The carmaker filed the landmark petition last week as it takes the next step on its quest to develop a driverless vehicle.
GM has been running 24-hour, seven-days-a-week trials of autonomous vehicles in the city of San Francisco and recently began offering customers the chance to hail a ride without a driver.
The rides can be booked between the hours of 10.30pm and 5.30am, as long as the hailing point and destination are within an 11km by 11km area where the roads have been mapped for driverless vehicles.
The company says hundreds of people have taken the rides and feedback has been overwhelmingly positive.
While San Francisco is the most developed test area, GM is also looking at eventually offering limited driverless ride hailing in Dubai and Tokyo.
It also has a driverless trial of door-to-door contactless delivery vehicles in Arizona, although those vehicles still require driver supervision.
The technology is being co-developed with a tech start-up called Cruise, which is 80 per cent owned by the carmaker. Cruise is developing a six-seater ride-share vehicle called the Origin, which doesn’t have a steering wheel.
Prashanthi Raman, vice president of global government affairs at Cruise, says the filing with the National Highway Traffic Safety Administration will ensure the rollout of the technology isn’t hindered by red tape.
“The legislation and regulations aren’t there yet, our program and technology is,” she says.
Raman says autonomous vehicle regulations are like “patchwork” with different states and cities having different rules and laws. Uniform federal laws are also needed.
“It is a process that has been started. We’re first to do it so it has taken much longer,” she says.
Raman says “the plan is to be comparable to ride-sharing” on pricing, but as the fleet continues to grow it will “will help drive the costs down even further”.
The filing will also ask for changes in rules on windscreen wipers, which aren’t needed, and heavy window tinting, which isn’t allowed at the moment.
While many car companies – most notably Tesla – have spruiked driverless vehicles, none has come close to delivering a final product. After an initial blaze of publicity, the industry appears to have gone quiet on the technology.
The GM vehicles have an elaborate array of cameras, lidar and radar sensors on the roof and around the car. The cameras can spot pedestrians and cyclists and read road signs, while the lidar creates a 3D view of the car’s surroundings and radar measures the speed and trajectory of moving objects.
The cars have what the industry classifies as level 4 autonomous driving, which basically means they can operate without a driver in a controlled environment.
Most experts believe that true autonomous driving – called level 5 – is more than a decade away.
There have been accidents with the cars during the Cruise program, although the brand says they were caused by other drivers in the majority of cases. No severe accidents have been recorded.
GM says autonomous vehicles have the ability to cut the road toll while also reducing pollution and congestion.
The current autonomous fleet is based on the existing Chevrolet Bolt EV, but GM expects the Origin to launch next year.

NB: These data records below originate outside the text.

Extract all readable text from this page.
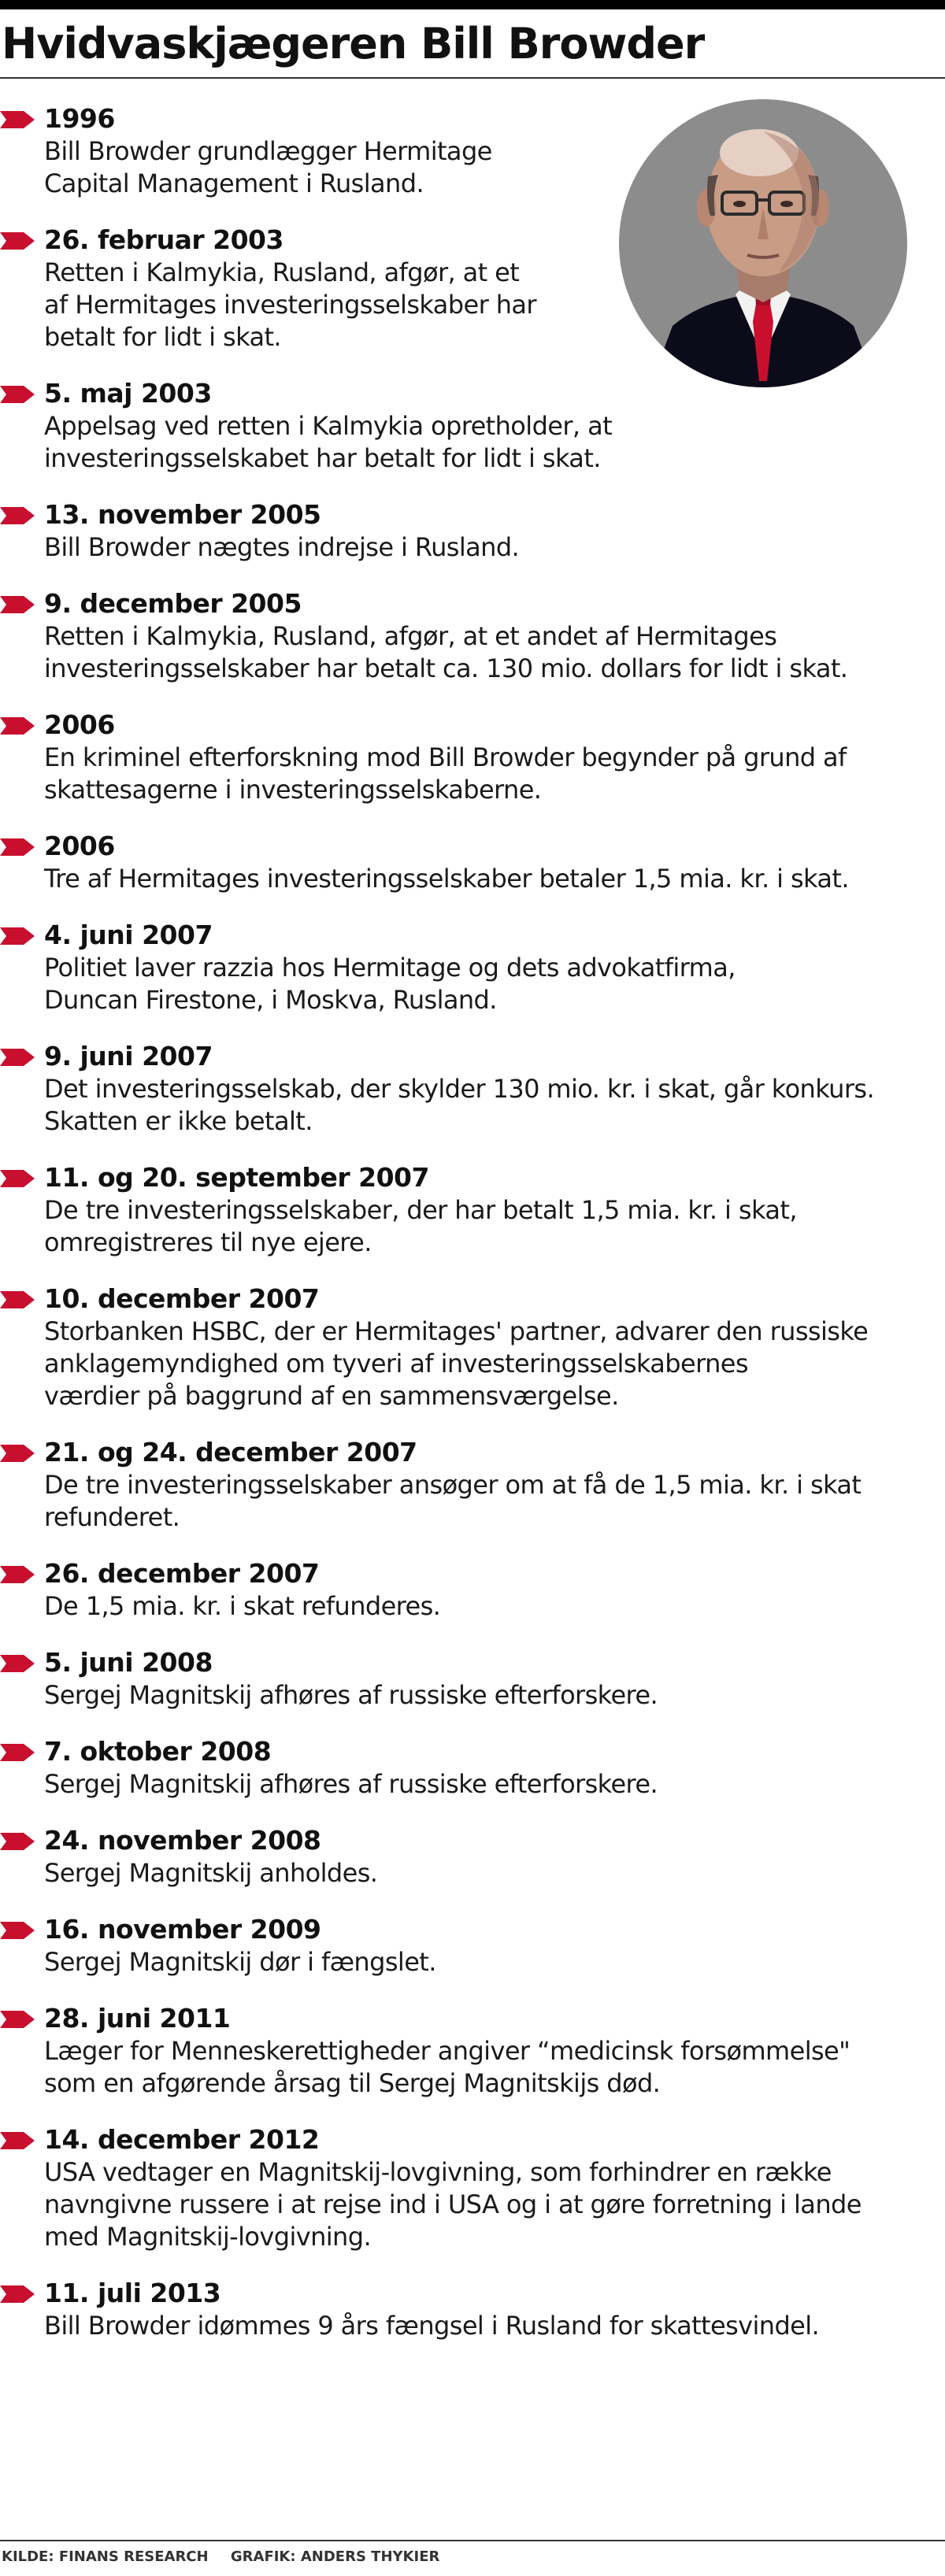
Hvidvaskjægeren Bill Browder
1996
Bill Browder grundlægger Hermitage
Capital Management i Rusland.
26. februar 2003
Retten i Kalmykia, Rusland, afgør, at et
af Hermitages investeringsselskaber har
betalt for lidt i skat.
5. maj 2003
Appelsag ved retten i Kalmykia opretholder, at
investeringsselskabet har betalt for lidt i skat.
13. november 2005
Bill Browder nægtes indrejse i Rusland.
9. december 2005
Retten i Kalmykia, Rusland, afgør, at et andet af Hermitages
investeringsselskaber har betalt ca. 130 mio. dollars for lidt i skat.
2006
En kriminel efterforskning mod Bill Browder begynder på grund af
skattesagerne i investeringsselskaberne.
2006
Tre af Hermitages investeringsselskaber betaler 1,5 mia. kr. i skat.
4. juni 2007
Politiet laver razzia hos Hermitage og dets advokatfirma,
Duncan Firestone, i Moskva, Rusland.
9. juni 2007
Det investeringsselskab, der skylder 130 mio. kr. i skat, går konkurs.
Skatten er ikke betalt.
11. og 20. september 2007
De tre investeringsselskaber, der har betalt 1,5 mia. kr. i skat,
omregistreres til nye ejere.
10. december 2007
Storbanken HSBC, der er Hermitages' partner, advarer den russiske
anklagemyndighed om tyveri af investeringsselskabernes
værdier på baggrund af en sammensværgelse.
21. og 24. december 2007
De tre investeringsselskaber ansøger om at få de 1,5 mia. kr. i skat
refunderet.
26. december 2007
De 1,5 mia. kr. i skat refunderes.
5. juni 2008
Sergej Magnitskij afhøres af russiske efterforskere.
7. oktober 2008
Sergej Magnitskij afhøres af russiske efterforskere.
24. november 2008
Sergej Magnitskij anholdes.
16. november 2009
Sergej Magnitskij dør i fængslet.
28. juni 2011
Læger for Menneskerettigheder angiver “medicinsk forsømmelse"
som en afgørende årsag til Sergej Magnitskijs død.
14. december 2012
USA vedtager en Magnitskij-lovgivning, som forhindrer en række
navngivne russere i at rejse ind i USA og i at gøre forretning i lande
med Magnitskij-lovgivning.
11. juli 2013
Bill Browder idømmes 9 års fængsel i Rusland for skattesvindel.
KILDE: FINANS RESEARCH GRAFIK: ANDERS THYKIER
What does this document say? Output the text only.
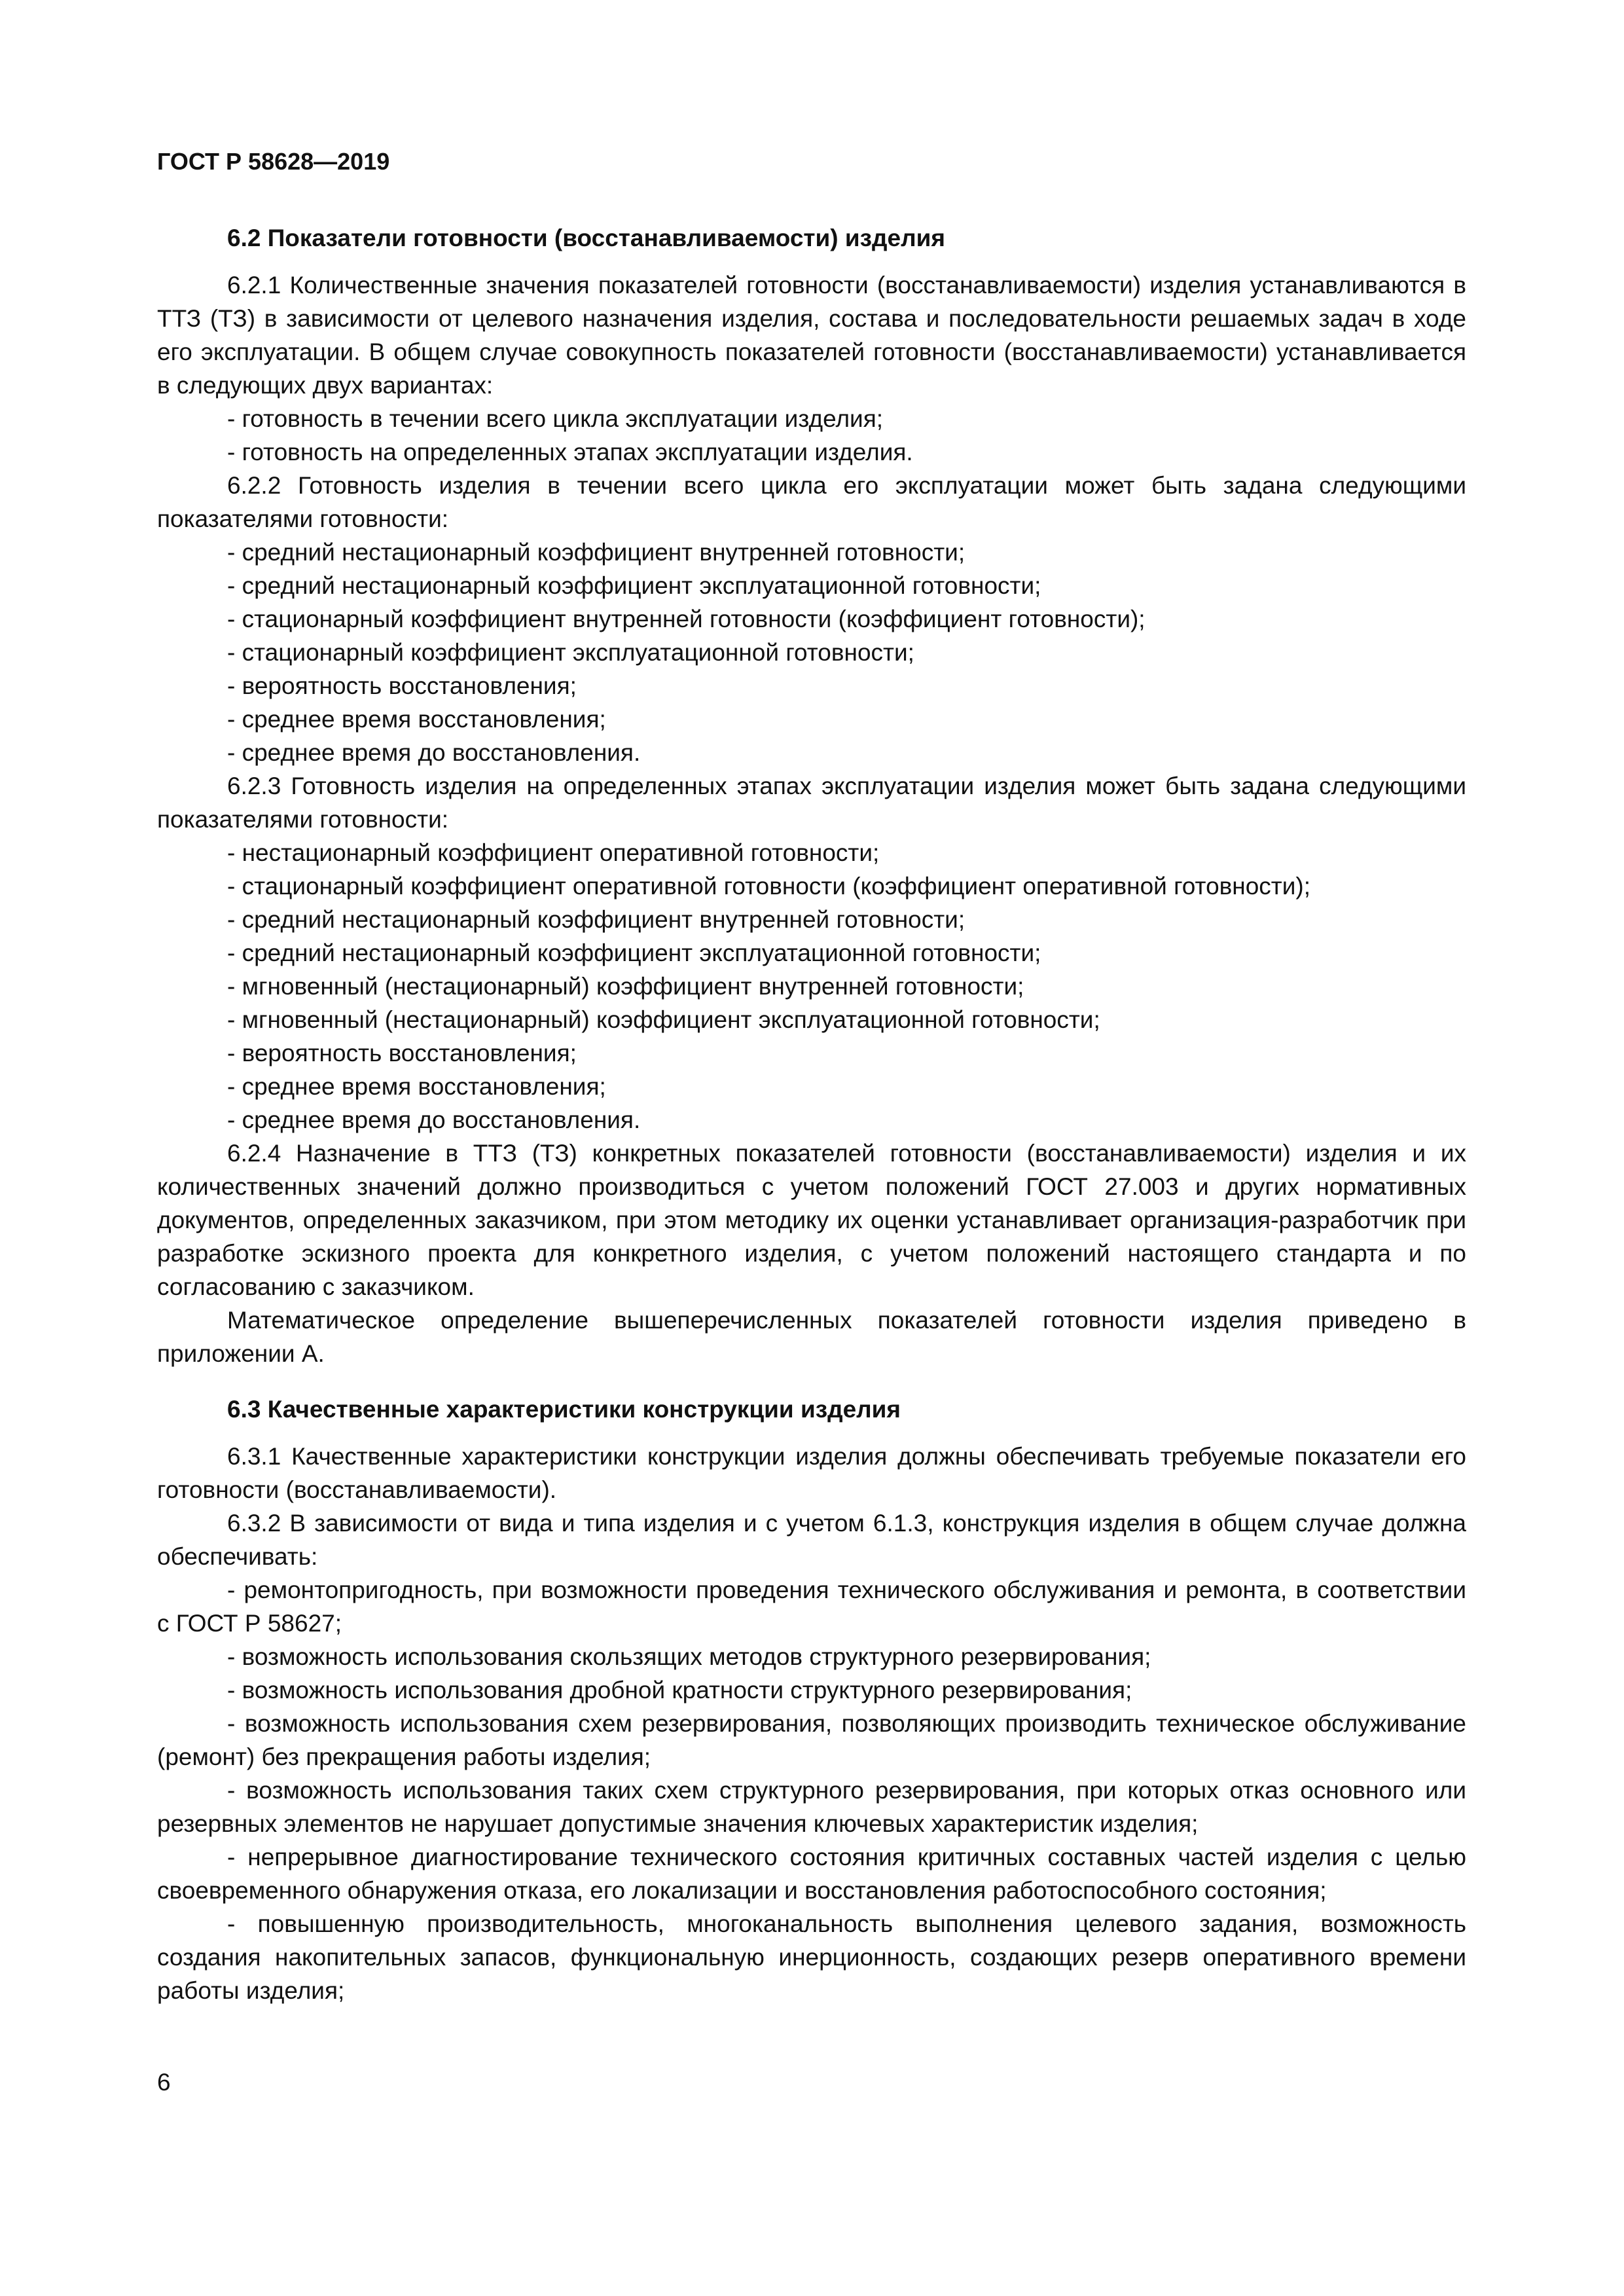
ГОСТ Р 58628—2019

6.2 Показатели готовности (восстанавливаемости) изделия

6.2.1 Количественные значения показателей готовности (восстанавливаемости) изделия устанавливаются в ТТЗ (ТЗ) в зависимости от целевого назначения изделия, состава и последовательности решаемых задач в ходе его эксплуатации. В общем случае совокупность показателей готовности (восстанавливаемости) устанавливается в следующих двух вариантах:

- готовность в течении всего цикла эксплуатации изделия;

- готовность на определенных этапах эксплуатации изделия.

6.2.2 Готовность изделия в течении всего цикла его эксплуатации может быть задана следующими показателями готовности:

- средний нестационарный коэффициент внутренней готовности;

- средний нестационарный коэффициент эксплуатационной готовности;

- стационарный коэффициент внутренней готовности (коэффициент готовности);

- стационарный коэффициент эксплуатационной готовности;

- вероятность восстановления;

- среднее время восстановления;

- среднее время до восстановления.

6.2.3 Готовность изделия на определенных этапах эксплуатации изделия может быть задана следующими показателями готовности:

- нестационарный коэффициент оперативной готовности;

- стационарный коэффициент оперативной готовности (коэффициент оперативной готовности);

- средний нестационарный коэффициент внутренней готовности;

- средний нестационарный коэффициент эксплуатационной готовности;

- мгновенный (нестационарный) коэффициент внутренней готовности;

- мгновенный (нестационарный) коэффициент эксплуатационной готовности;

- вероятность восстановления;

- среднее время восстановления;

- среднее время до восстановления.

6.2.4 Назначение в ТТЗ (ТЗ) конкретных показателей готовности (восстанавливаемости) изделия и их количественных значений должно производиться с учетом положений ГОСТ 27.003 и других нормативных документов, определенных заказчиком, при этом методику их оценки устанавливает организация-разработчик при разработке эскизного проекта для конкретного изделия, с учетом положений настоящего стандарта и по согласованию с заказчиком.

Математическое определение вышеперечисленных показателей готовности изделия приведено в приложении А.

6.3 Качественные характеристики конструкции изделия

6.3.1 Качественные характеристики конструкции изделия должны обеспечивать требуемые показатели его готовности (восстанавливаемости).

6.3.2 В зависимости от вида и типа изделия и с учетом 6.1.3, конструкция изделия в общем случае должна обеспечивать:

- ремонтопригодность, при возможности проведения технического обслуживания и ремонта, в соответствии с ГОСТ Р 58627;

- возможность использования скользящих методов структурного резервирования;

- возможность использования дробной кратности структурного резервирования;

- возможность использования схем резервирования, позволяющих производить техническое обслуживание (ремонт) без прекращения работы изделия;

- возможность использования таких схем структурного резервирования, при которых отказ основного или резервных элементов не нарушает допустимые значения ключевых характеристик изделия;

- непрерывное диагностирование технического состояния критичных составных частей изделия с целью своевременного обнаружения отказа, его локализации и восстановления работоспособного состояния;

- повышенную производительность, многоканальность выполнения целевого задания, возможность создания накопительных запасов, функциональную инерционность, создающих резерв оперативного времени работы изделия;

6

The Origin can take six passengers sitting three-abreast facing each other.
There are still constraints with the vehicles. Bad weather such as fog and rain can interfere with the car’s sensors and cameras. If bad weather develops the car will recognise it and execute a controlled stop.
The maximum speed for driverless cars is about 40km/h.
Raman cautions that the rollout of driverless technology will be a lengthy, complicated process, as different countries have different traffic environments, languages and even driving styles.
She says it’s not the sort of technology where a “cookie-cutter”, one-size-fits-all approach will work.
“As much as we want it everywhere tomorrow, there’s a lot of work to be done,” she says.